That 22 February 1953 was the first day of the rest of Francisco Gento López's life. It was his sporting debut with Racing Santander at the Campos de Sport against Barcelona, the team he would play just 10 league games for before Santiago Bernabéu took notice of a left winger who had been born to wear the white shirt.
Son of a lorry driver. One of the youngsters who were caught at birth during the Civil War. He dropped out of school to help his father and started playing football for Nueva Montaña while athletics turned him into the speedy winger he would become years later.
From Astillero to Rayo Cantabria, a subsidiary of Racing Santander, until La Galerna del Cantábrico headed for Madrid, to Chamartín, under the guidance of Don Santiago. Fate would bring him 600 games in white, six European Cups, 12 leagues, 182 goals and 43 international caps.
From 1955 to 1960, Gento joined Di Stéfano, Puskas, Kopa and Rial in conquering Europe with the Real Madrid colours.

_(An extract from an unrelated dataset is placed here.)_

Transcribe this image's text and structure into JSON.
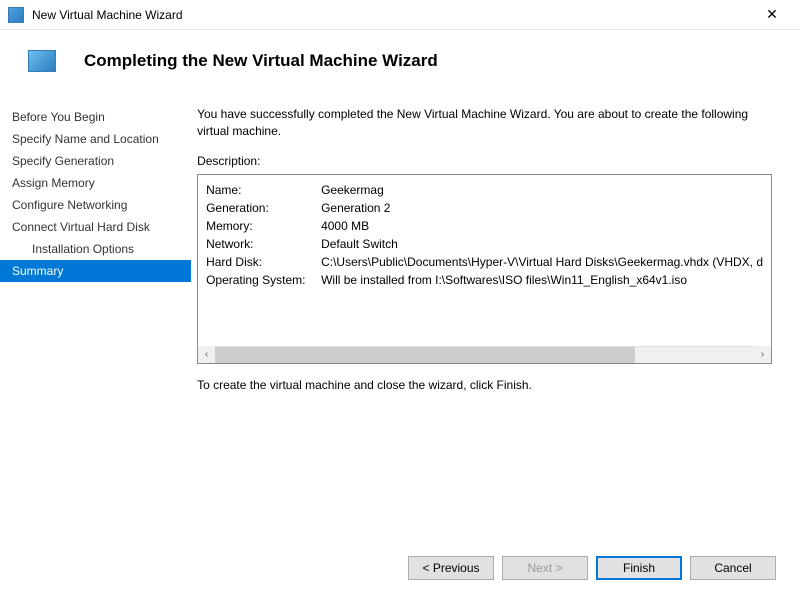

He started the finals of the first six finals of the tournament and scored two goals. The first against Fiorentina in Real Madrid's second trophy at the newly named Santiago Bernabéu stadium. The only time Real Madrid have played the European Cup final at their home stadium. In 1958 he scored the goal that took the final against Milan to extra time at the Heysel Stadium (Brussels).
Gento played in as many as eight European finals and is one of the few who knows what it is like to lose that title. In 1962 against Benfica in Amsterdam after a 5-3 win for the Portuguese and the following 1964 against Inter Milan at the Praterstadion in Vienna.
But he also revived his team to Old Continent glory in 1966 when he won the title on home soil in a final against Partizan that a Real Madrid team without foreigners won 2-1 at Old Trafford (Manchester).
Gento was recognised by world football when he was part of the FIFA squad that played against England in the centenary of the English FA in 1963.
With the Spanish national team, Gento made 43 appearances and played in two World Cup final phases in Chile in 1962 and England in 1966. He made his debut at the Bernabéu against England in 1955 and his last appearance was in La Línea de la Concepción (Cádiz) in 1970 against Finland.
Like Di Stéfano, Gento sat on the bench after hanging up his boots. In addition to Castilla, he coached Castellón, Palencia and Granada in the Second Division. The experiences did not go well and he ended up as coach of the Cantabrian national team in 1997.
The disappointment of the Second Division came when Gento was given a six-match ban for tripping the referee in Palencia's home loss to Pontevedra. It was a very tense match which also ended with the president being suspended for assaulting the referee.
Following the death of Alfredo di Stéfano the Real Madrid General Assembly named Paco Gento honorary president of the club in 2016.
Real Madrid bids farewell to a legend. To a player who was not as important as Di Stéfano, but who looked after the club's laurels. As an English defender once said, "Gento runs a lot, but the worst thing is not how he runs, the worst thing is how he stops".